Thibault : « Au lycée, c'est bien, il y a des soirées télé. »

             Thibault, 15 ans, est en seconde au lycée Bergson. Il a choisi comme enseignement de détermination les sciences économiques et sociales. Élève moyen voire médiocre dans certaines matières, il éprouve quelques difficultés à suivre le cours. Plutôt bavard, il se fait rappeler à l'ordre régulièrement par le professeur. Il n'a toutefois encore jamais redoublé lors de sa scolarité. Thibault aime bien être au lycée, parce que c'est l'endroit où il retrouve ces copains. Étant interne, il est heureux d'avoir une vie relationnelle assez riche. Il apprécie pour cela d'être passé du collège au lycée, qui lui laisse plus d'autonomie et qui lui offre plus de distractions

             Là, on a plus de libertés. Bon, je suis interne, alors il y a des horaires à respecter, comme tous les internes. Mais cela ne me dérange pas. Il y a de la liberté, c'est bien... Il y a des soirées télé.
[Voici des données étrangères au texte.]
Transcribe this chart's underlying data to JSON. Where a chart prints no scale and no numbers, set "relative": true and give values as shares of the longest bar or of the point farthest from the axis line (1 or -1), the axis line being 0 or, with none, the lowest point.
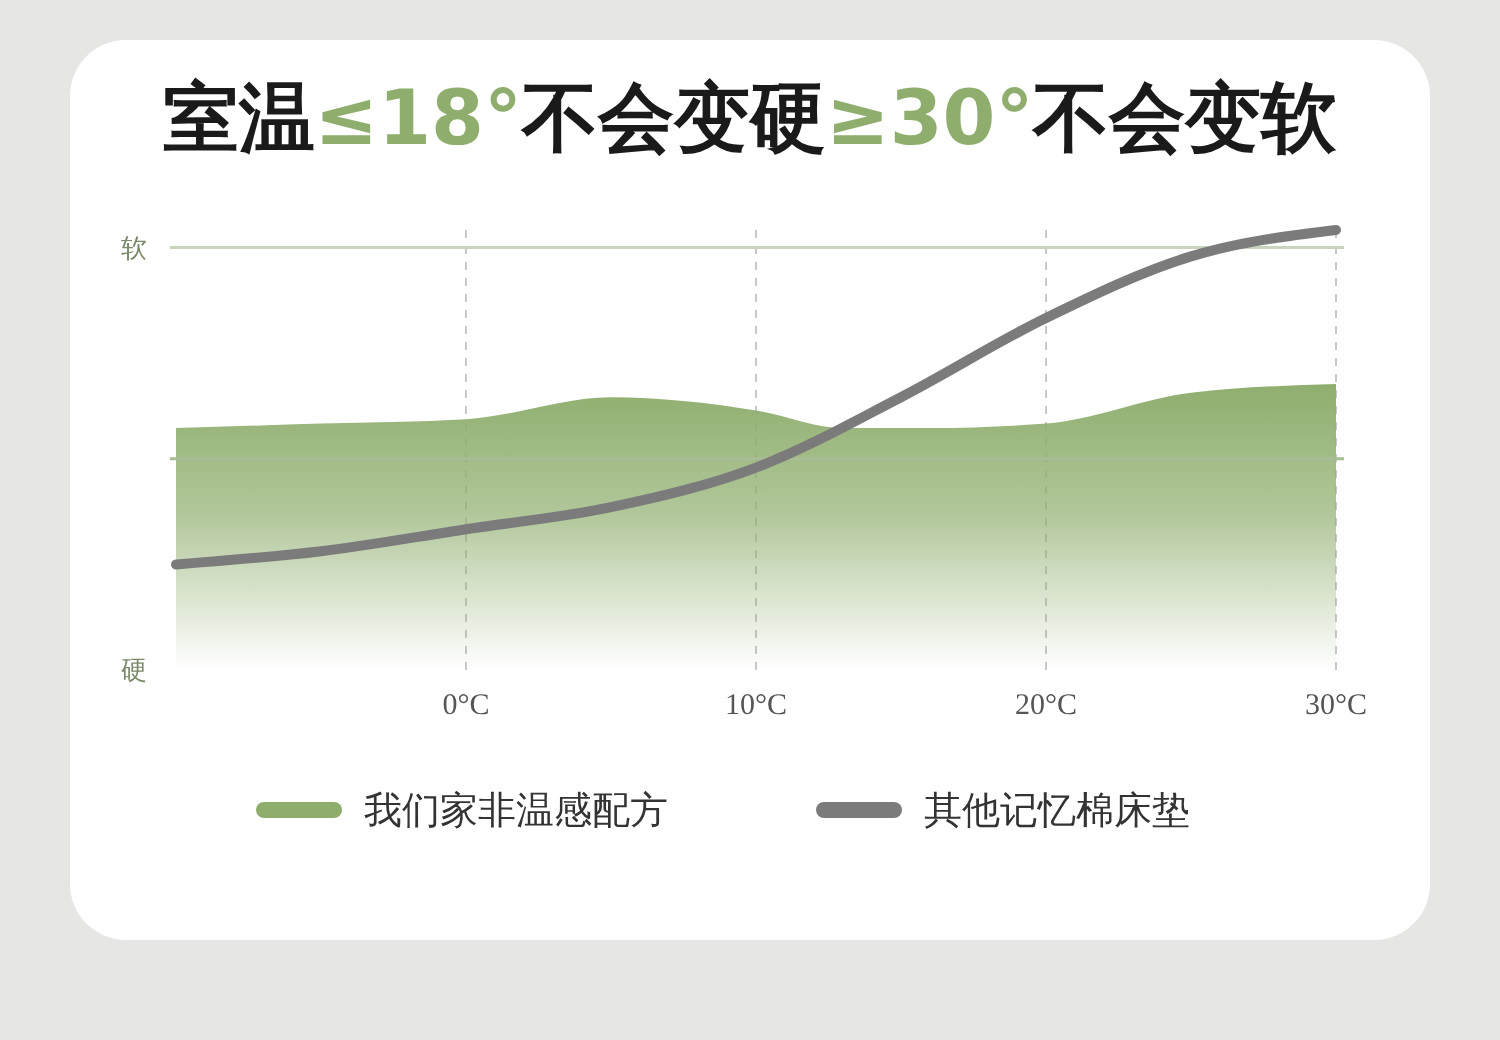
{
  "chart_data": {
    "type": "area",
    "title": "室温≤18°不会变硬≥30°不会变软",
    "relative": true,
    "x": [
      -10,
      -5,
      0,
      5,
      10,
      13,
      16,
      20,
      25,
      30
    ],
    "series": [
      {
        "name": "我们家非温感配方",
        "color": "#8fae6e",
        "values": [
          0.55,
          0.56,
          0.57,
          0.62,
          0.59,
          0.55,
          0.55,
          0.56,
          0.63,
          0.65
        ]
      },
      {
        "name": "其他记忆棉床垫",
        "type": "line",
        "color": "#7b7b7b",
        "x": [
          -10,
          -5,
          0,
          5,
          10,
          15,
          20,
          25,
          30
        ],
        "values": [
          0.24,
          0.27,
          0.32,
          0.37,
          0.46,
          0.62,
          0.8,
          0.94,
          1
        ]
      }
    ],
    "xlim": [
      -10,
      30
    ],
    "xticks": [
      {
        "value": 0,
        "label": "0°C"
      },
      {
        "value": 10,
        "label": "10°C"
      },
      {
        "value": 20,
        "label": "20°C"
      },
      {
        "value": 30,
        "label": "30°C"
      }
    ],
    "ref_lines": [
      {
        "axis": "y",
        "value": 0.96,
        "label": "软",
        "color": "#c9d4bd"
      },
      {
        "axis": "y",
        "value": 0.48,
        "label": null,
        "color": "#a9bd95"
      }
    ],
    "annotations": [
      "硬"
    ],
    "grid": "x",
    "legend": "bottom",
    "line_style": "solid",
    "marker": "none"
  }
}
             Évidemment, tout n'est pas parfait, et même si dans l'ensemble Thibault est content de son sort, les professeurs sont sympathiques, il y a une bonne « ambiance » dans la classe, il peut s'ennuyer parce que ses journées sont trop longues ou mal organisées.
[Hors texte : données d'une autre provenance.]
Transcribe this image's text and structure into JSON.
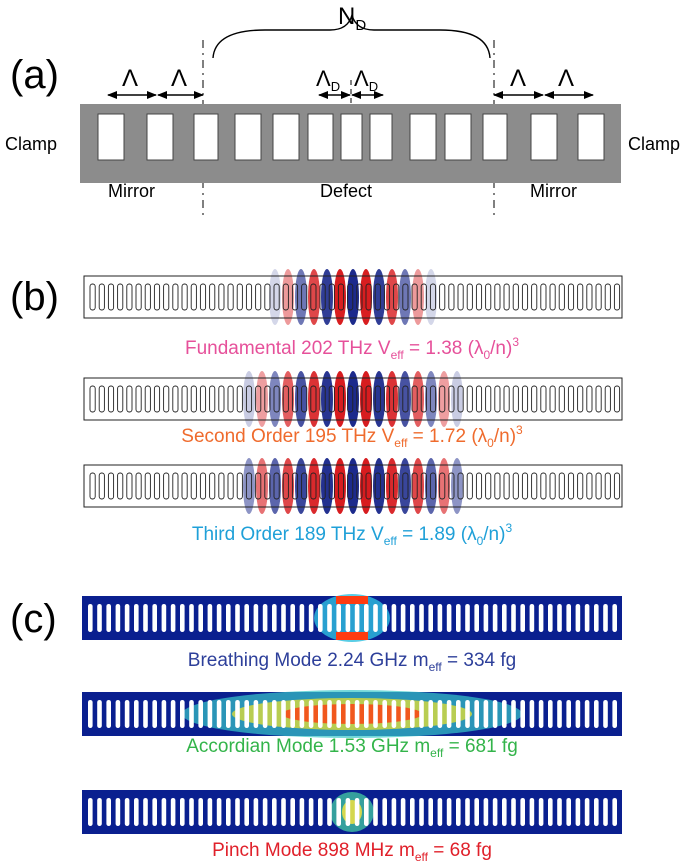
{
  "panel_a": {
    "label": "(a)",
    "nd_main": "N",
    "nd_sub": "D",
    "lambda": "Λ",
    "lambda_d_main": "Λ",
    "lambda_d_sub": "D",
    "clamp_left": "Clamp",
    "clamp_right": "Clamp",
    "mirror_left": "Mirror",
    "defect": "Defect",
    "mirror_right": "Mirror"
  },
  "panel_b": {
    "label": "(b)",
    "modes": [
      {
        "name": "Fundamental",
        "freq": "202 THz",
        "veff_pre": "V",
        "veff_sub": "eff",
        "veff_val": " = 1.38 (λ",
        "veff_sub2": "0",
        "veff_end": "/n)",
        "veff_sup": "3",
        "color": "#e6509a"
      },
      {
        "name": "Second Order",
        "freq": "195 THz",
        "veff_pre": "V",
        "veff_sub": "eff",
        "veff_val": " = 1.72 (λ",
        "veff_sub2": "0",
        "veff_end": "/n)",
        "veff_sup": "3",
        "color": "#ef6b2d"
      },
      {
        "name": "Third Order",
        "freq": "189 THz",
        "veff_pre": "V",
        "veff_sub": "eff",
        "veff_val": " = 1.89 (λ",
        "veff_sub2": "0",
        "veff_end": "/n)",
        "veff_sup": "3",
        "color": "#1fa0d8"
      }
    ]
  },
  "panel_c": {
    "label": "(c)",
    "modes": [
      {
        "name": "Breathing Mode",
        "freq": "2.24 GHz",
        "m_pre": "m",
        "m_sub": "eff",
        "m_val": " = 334 fg",
        "color": "#2d3f9a"
      },
      {
        "name": "Accordian Mode",
        "freq": "1.53 GHz",
        "m_pre": "m",
        "m_sub": "eff",
        "m_val": " = 681 fg",
        "color": "#33b44a"
      },
      {
        "name": "Pinch Mode",
        "freq": "898 MHz",
        "m_pre": "m",
        "m_sub": "eff",
        "m_val": " = 68 fg",
        "color": "#e0202a"
      }
    ]
  },
  "colors": {
    "beam_gray": "#8c8c8c",
    "field_red": "#d7191c",
    "field_blue": "#1c2a8c",
    "mech_bg": "#0a1f8f",
    "hot": "#ff3b10"
  }
}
             Et puis aussi quand on a cours le samedi matin... C'est chiant. Pour deux heures de sport, ils pourraient les mettre ailleurs quand même... Tandis que là, je trouve que les cours sont mal répartis. Le mardi on a trop d'heures de maths, il faudrait les répartir sur les autres jours. Il ne faudrait pas qu'on ait une grosse journée comme le mardi par exemple, où on finit à 18h et où on est toujours en classe entière.

             L'aspect relationnel est primordial pour Thibault. Là encore, c'est souvent la relation avec le professeur qui distingue un cours « ennuyeux » d'un cours « intéressant ».
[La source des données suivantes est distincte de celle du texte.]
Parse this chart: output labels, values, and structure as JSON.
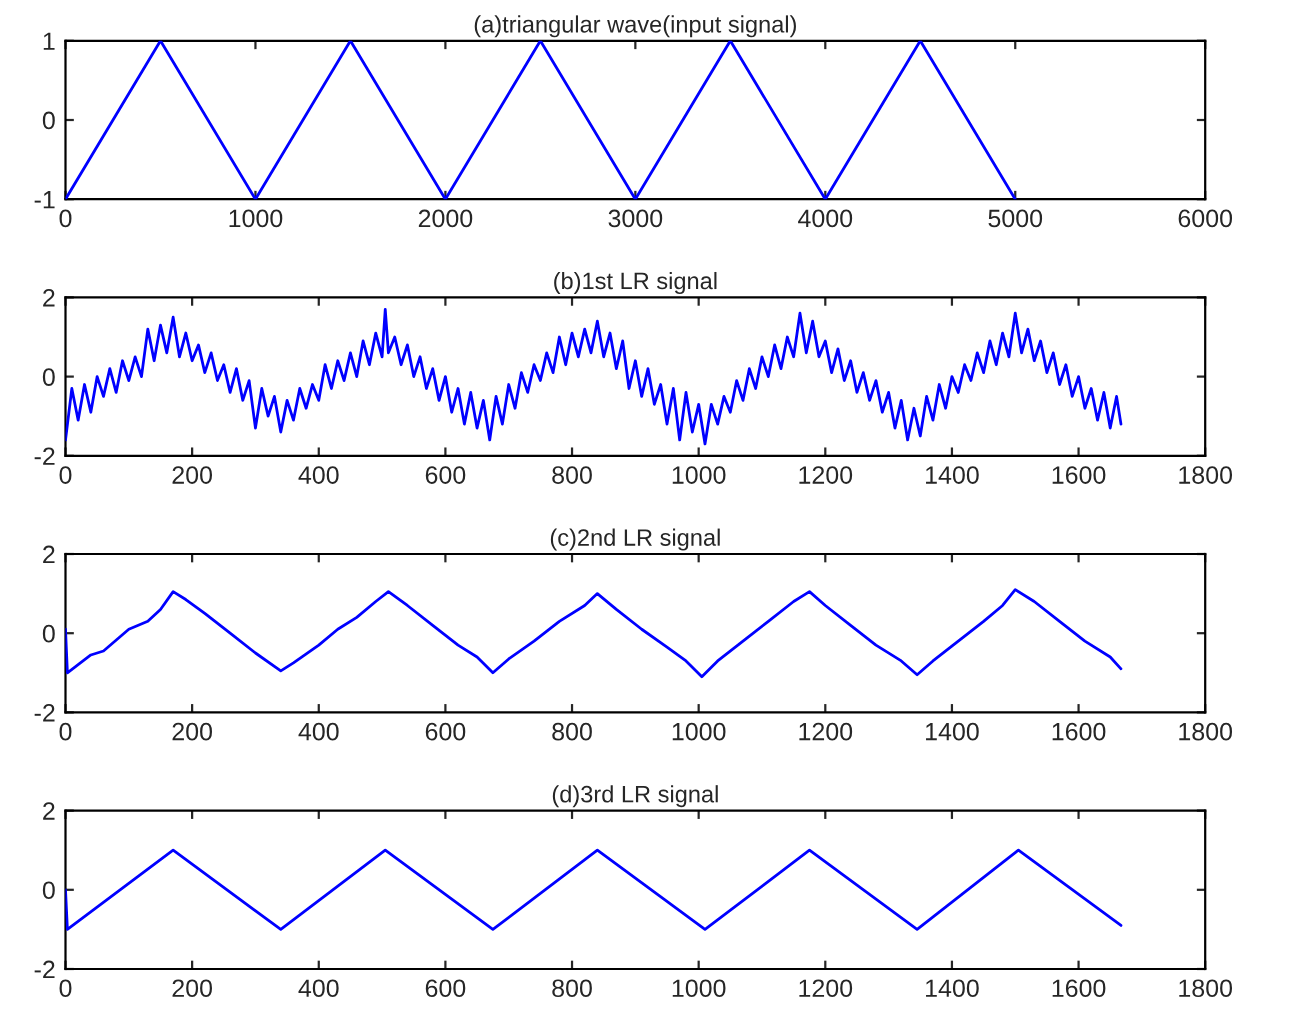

             Je travaille, mais c'est pas une punition d'aller en cours. Je travaille, mais je m'amuse aussi. Enfin je m'amuse sans ... Je serais malheureux si on n'avait que des cours particuliers... J'aime bien la relation avec le prof aussi.

          Il établit en outre une distinction entre les vrais cours où il faut être sérieux et ne pas parler, et les autres, où l'on peut se détendre.

             Être attentif et ne pas parler, enfin parler quand il faut parler, quand le prof le veut, et puis écouter et prendre des notes comme je l'ai déjà dit.

             L'espagnol, j'adore, la prof, elle est trop bien... Le sport. En sport, c'est cool, les profs ils sont cool. Ils marquent les trucs au tableau, ils expliquent, et puis voilà. Franchement en sport c'est sympa... Oui, le sport c'est une détente. C'est un cours mais cela permet de nous détendre quand même. J'aimerais bien avoir du sport le mardi par exemple ! Oui, je considère cela comme de la détente.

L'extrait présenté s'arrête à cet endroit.